Malgré un contexte rendant impossible toute forme de dissidence, un groupe d’architectes jeunes et visionnaires tout juste diplômés de l’institut d’architecture de Moscou décida tout de même de fonder son propre mouvement. Ces derniers s’attelèrent désespérément à trouver un moyen de contourner les méprisables limites d’une bureaucratie étouffant violemment leurs aspirations artistiques. S’opposant à l’uniformité formelle indissociable de l’esthétique communiste qui pénalisait toute personne qui s’en écartait et obligeait les architectes à se conformer à des canons de construction imposant des bâtiments bon marché et rapides à construire, ceci sans recourir à de la main-d’œuvre spécialisée et sans se soucier des occupants et de leurs besoins, ces artistes mirent au point une stratégie de révolte difficile à déchiffrer car foisonnant d’allusions ne pouvant être comprises que par des observateurs attentifs et, surtout, intellectuellement et culturellement très préparés. Comme on peut le lire dans un très bel ouvrage consacré à deux de ces jeunes architectes - Brodsky et Utkin - leur travail sur papier doit être considéré comme un réponse à « la sordide scène architecturale où l’on ne construisait - sans toujours les achever - que des bâtiments mal conçus et sans aucune âme artistique qui se diluaient au fil d’une bureaucratie labyrinthique et étaient bâtis avec des matériaux de mauvaise qualité et par des travailleurs non qualifiés ».
« Architectes de papier » : c’est ainsi que furent appelés puis progressivement connus hors de des frontières de la Russie les créateurs de projets à la fois fantastiques, utopiques et dystopiques voués à ne jamais être construits et à rester des idées non concrétisées n’existant que sur le papier.

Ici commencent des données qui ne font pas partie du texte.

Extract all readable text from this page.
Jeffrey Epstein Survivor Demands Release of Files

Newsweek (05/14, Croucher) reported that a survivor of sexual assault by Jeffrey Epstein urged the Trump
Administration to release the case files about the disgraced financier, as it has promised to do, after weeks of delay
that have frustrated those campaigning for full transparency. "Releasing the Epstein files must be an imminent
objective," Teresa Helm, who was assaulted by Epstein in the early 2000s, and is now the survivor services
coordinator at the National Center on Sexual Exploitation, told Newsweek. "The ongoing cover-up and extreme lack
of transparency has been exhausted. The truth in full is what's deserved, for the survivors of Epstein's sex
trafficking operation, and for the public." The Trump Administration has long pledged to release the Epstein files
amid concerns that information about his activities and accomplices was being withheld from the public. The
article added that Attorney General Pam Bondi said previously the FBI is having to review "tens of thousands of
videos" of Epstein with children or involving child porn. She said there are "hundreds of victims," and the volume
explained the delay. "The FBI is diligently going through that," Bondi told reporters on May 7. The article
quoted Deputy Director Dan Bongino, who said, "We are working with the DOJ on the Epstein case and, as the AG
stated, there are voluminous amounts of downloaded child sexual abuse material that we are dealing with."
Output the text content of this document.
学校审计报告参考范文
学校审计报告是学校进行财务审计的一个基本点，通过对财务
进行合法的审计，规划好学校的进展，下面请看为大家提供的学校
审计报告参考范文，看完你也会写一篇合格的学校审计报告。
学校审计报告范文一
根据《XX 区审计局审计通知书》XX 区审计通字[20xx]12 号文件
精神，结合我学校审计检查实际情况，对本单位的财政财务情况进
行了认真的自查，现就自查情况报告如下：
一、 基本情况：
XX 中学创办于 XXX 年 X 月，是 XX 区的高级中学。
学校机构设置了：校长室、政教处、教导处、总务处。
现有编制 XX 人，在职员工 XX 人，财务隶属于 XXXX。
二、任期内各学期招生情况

S’inspirant avant tout des rêves et représentant une réaction à la mort de l’imagination, leur architecture radicale décline ainsi des projets n’ayant que la création pour finalité. Intégrant des visions et des concepts complexes, ces œuvres réinterprètent le présent ou donnent naissance à des futurs changeants et contradictoires.D’une originalité absolue, leurs croquis, leurs aquarelles, leurs eaux-fortes et leurs sérigraphies se présentent comme des créations impossibles mêlant satire et poésie pour dénoncer des situations sociales ou politiques inacceptables. Le groupe anticonformiste, en exprimant sa frustration et son impuissance face à un gouvernement faisant de l’autorité et du nivellement par le bas une arme de contrôle, avait trouvé dans les beaux-arts une façon de contourner la rigueur des restrictions et de manifester son opposition aux orthodoxies inflexibles imposées sans aucune possibilité de discussion. Ces architectes de papier avant-gardistes utilisèrent ainsi la force silencieuse mais hautement subversive des images - constructions colossales ou denses ensembles juxtaposant une multitude d’éléments emblématiques et de références culte reproduits obséquieusement avec un souci quasi obsessionnel du détail - pour évoquer le danger menaçant l’architecture du pays : la perte d’un héritage architectural précieux en passe d’être gommé, pour toujours, par la « standardisation » du moment.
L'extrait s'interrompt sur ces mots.